Обратимся теперь к описанию развалин древней церкви и результатам исследований.

Развалины представляли груду обтесанных камней, покрытых мусором и поросших травою. Они едва заметно возвышались над поверхностью земли и вовсе не обращали внимания жителей, занимавшихся в окрестностях полевыми работами. Ставропольский мещанин Иван СЕРЕДА был первый, увидевший из-под земли обтесанный угол камня, годного к постройке, и начал их выкапывать. В числе многих камней, уже выкопанных и приготовленных к перевозке в Майкоп, он вдруг заметил камень с крестом и надписью, затем, продолжая работу, отыскал другой камень с надписью и камень с изображением образа св. Великомученика Георгия, средняя часть у которого была отбита. Мещанин Иван СЕРЕДА, прекратив работу, донес о находке Белореченскому станичному правлению, вследствие чего и последовало распоряжение Наказного атамана об исследовании означенных развалин.

Приступив 16 июля сего года к раскопке их и в то же время к раскопке близлежащего кургана, с целью определить в развалинах очертание фундамента, а в кургане найти какой либо ключ к объяснению времени постройки церкви и прочих вопросов, связанных с её прошлым существованием, рабочие к вечеру 17 числа исполнили данную им урочную работу.
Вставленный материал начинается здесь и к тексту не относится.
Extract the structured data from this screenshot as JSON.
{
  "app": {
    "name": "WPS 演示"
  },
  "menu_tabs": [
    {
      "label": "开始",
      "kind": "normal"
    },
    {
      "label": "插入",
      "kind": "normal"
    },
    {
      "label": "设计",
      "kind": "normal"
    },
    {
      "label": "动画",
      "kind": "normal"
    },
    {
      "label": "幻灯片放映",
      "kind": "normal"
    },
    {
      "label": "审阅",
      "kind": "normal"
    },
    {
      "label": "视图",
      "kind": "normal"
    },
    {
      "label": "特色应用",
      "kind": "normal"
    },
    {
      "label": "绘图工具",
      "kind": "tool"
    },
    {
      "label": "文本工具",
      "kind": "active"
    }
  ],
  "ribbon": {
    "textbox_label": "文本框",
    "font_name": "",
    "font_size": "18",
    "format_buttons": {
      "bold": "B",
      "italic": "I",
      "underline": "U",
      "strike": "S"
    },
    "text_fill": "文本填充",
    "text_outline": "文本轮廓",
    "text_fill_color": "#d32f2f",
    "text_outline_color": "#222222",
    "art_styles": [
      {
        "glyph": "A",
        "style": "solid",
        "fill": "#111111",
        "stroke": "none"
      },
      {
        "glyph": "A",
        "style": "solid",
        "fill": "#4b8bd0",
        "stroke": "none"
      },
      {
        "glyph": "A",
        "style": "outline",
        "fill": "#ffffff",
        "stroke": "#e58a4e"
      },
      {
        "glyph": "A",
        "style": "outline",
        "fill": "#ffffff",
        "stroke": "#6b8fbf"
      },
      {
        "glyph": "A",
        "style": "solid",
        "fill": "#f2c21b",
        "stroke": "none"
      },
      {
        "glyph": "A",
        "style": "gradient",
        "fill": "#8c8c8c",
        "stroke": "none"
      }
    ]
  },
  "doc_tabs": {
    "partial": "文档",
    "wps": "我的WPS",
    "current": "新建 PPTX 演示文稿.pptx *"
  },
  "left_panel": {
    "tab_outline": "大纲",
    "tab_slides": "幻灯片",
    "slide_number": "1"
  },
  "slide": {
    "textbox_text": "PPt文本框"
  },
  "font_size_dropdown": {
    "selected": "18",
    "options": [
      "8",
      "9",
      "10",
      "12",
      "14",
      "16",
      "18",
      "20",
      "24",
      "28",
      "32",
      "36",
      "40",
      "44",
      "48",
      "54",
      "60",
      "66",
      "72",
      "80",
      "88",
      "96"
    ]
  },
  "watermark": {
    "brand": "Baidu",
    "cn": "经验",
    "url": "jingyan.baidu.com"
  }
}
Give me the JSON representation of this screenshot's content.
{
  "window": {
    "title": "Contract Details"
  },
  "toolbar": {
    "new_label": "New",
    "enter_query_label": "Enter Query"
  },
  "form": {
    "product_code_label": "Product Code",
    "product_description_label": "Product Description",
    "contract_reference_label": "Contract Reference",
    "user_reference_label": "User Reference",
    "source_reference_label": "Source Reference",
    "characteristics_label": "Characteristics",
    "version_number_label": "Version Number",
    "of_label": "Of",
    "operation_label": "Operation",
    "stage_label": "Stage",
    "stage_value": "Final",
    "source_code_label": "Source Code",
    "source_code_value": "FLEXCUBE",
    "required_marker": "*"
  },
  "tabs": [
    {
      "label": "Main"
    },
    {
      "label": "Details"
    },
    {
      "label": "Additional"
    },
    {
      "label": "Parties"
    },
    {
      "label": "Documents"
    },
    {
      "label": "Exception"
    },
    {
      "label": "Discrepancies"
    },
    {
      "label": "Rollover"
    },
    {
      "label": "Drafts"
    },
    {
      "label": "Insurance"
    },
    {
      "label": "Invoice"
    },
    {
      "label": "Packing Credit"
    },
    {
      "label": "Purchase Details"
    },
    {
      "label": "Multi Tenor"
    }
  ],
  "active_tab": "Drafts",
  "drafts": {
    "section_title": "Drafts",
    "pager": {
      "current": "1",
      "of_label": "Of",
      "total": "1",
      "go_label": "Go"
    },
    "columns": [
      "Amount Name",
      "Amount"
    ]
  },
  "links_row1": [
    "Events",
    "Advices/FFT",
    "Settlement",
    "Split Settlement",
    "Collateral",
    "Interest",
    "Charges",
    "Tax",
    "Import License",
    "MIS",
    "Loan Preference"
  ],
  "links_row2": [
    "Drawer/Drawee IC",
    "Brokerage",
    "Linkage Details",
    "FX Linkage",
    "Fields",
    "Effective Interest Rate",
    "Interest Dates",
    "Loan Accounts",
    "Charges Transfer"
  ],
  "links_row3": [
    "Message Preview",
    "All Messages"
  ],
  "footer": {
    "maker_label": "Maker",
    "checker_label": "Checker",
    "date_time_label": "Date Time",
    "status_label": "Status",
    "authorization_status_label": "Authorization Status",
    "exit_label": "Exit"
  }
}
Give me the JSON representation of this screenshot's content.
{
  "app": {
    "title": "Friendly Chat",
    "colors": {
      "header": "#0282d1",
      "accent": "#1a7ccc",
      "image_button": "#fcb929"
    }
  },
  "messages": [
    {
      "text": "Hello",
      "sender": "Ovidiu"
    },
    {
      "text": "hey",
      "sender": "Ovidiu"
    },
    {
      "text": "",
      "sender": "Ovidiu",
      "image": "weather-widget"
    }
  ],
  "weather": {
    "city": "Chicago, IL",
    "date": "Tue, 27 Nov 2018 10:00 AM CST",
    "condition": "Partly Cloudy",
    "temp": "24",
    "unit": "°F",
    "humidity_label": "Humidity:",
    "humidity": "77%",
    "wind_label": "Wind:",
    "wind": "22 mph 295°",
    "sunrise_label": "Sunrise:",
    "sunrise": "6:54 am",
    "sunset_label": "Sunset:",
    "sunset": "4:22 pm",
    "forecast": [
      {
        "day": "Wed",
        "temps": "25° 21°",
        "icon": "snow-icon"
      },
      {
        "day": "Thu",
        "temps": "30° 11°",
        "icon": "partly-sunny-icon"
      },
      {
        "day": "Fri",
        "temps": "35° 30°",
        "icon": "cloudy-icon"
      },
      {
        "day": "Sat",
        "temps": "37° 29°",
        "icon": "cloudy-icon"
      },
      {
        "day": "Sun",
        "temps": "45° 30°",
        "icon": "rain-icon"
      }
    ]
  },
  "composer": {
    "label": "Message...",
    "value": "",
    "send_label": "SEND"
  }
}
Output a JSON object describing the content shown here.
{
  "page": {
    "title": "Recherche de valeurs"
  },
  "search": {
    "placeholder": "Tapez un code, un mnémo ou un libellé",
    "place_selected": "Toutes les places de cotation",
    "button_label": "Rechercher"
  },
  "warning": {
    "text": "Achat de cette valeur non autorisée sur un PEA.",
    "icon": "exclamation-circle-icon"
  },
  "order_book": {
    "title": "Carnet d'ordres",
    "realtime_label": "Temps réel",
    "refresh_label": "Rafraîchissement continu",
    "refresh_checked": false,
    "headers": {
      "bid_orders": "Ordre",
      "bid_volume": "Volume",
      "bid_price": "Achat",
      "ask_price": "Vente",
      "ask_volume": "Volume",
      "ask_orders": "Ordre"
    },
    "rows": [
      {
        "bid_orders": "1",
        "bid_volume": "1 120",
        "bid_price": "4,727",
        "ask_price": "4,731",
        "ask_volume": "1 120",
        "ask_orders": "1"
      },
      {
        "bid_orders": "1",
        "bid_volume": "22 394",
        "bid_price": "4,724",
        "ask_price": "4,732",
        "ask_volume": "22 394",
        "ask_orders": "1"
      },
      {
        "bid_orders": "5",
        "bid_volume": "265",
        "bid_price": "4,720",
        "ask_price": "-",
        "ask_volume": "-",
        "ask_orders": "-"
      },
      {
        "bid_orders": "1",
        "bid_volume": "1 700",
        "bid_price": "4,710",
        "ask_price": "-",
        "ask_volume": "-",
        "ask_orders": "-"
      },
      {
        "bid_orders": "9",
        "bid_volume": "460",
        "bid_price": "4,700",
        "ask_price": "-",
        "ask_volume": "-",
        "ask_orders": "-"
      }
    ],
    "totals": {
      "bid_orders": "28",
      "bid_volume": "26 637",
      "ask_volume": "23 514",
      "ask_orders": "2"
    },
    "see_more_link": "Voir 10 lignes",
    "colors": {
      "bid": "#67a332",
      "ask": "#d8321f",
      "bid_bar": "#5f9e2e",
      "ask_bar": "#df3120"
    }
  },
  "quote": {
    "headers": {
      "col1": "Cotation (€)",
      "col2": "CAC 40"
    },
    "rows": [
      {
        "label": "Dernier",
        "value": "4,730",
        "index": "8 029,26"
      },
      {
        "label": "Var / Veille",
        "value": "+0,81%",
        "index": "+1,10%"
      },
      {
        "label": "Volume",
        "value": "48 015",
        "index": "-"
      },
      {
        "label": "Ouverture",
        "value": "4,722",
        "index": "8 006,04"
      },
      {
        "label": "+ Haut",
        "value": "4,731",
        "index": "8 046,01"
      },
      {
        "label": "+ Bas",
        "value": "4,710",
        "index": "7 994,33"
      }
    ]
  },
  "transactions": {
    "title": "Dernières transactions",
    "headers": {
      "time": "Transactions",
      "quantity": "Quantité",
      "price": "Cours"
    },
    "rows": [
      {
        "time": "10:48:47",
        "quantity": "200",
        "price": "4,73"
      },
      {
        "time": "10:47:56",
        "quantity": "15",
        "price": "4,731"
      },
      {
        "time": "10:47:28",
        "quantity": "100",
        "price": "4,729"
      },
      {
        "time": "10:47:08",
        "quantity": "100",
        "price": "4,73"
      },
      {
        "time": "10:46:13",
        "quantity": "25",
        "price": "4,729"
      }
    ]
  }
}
Фундамент, разрытый ниже поверхности земли на два аршина, обозначил прямоугольную фигуру церкви с полукруглым алтарем и квадратным входом. Длина её по измерении без стен равняется 12, ширина 7 аршинам; фундамент сложен прочно из крупного булыжного камня, щедро залитого известью; ширина его несколько менее аршина, глубина до 3 аршин. На двухаршинной глубине, в правом углу от входа, обнаружилась плита, длиною в 3 аршина, шириною несколько более аршина; плита эта была треснувшая и от постукивания издавала глухой звук, заставивший сделать заключение о находящемся под нее склепе. Камни, употребленные на постройку, были добыты из Туапсинского ущелья, в 70 верстах от места постройки; они чистой известковой породы, принимают хорошо обтеску и высечку. На них находимы были по два отверстия и железные скобы, которые служили прочной связью при кладке их в шахматном порядке. Между камнями нашлись: обломки капителей от колонн, поддерживающих свод алтарных дверей; обломки дверных и оконных наличников, имевших стрельчатую фигуру. Июля 18 дня была откопана и отодвинута треснувшая часть плиты. Под нею действительно оказался склеп, тщательно выштукатуренный, и в нем костяк, лежащий на восток. У костяка лобная часть была разбита осколком от верхней плиты, пострадавшей при разрушении храма, а прочие части были покрыты толстым слоем земли, набравшейся в склеп, вследствие просачивания воды через верхнюю трещину.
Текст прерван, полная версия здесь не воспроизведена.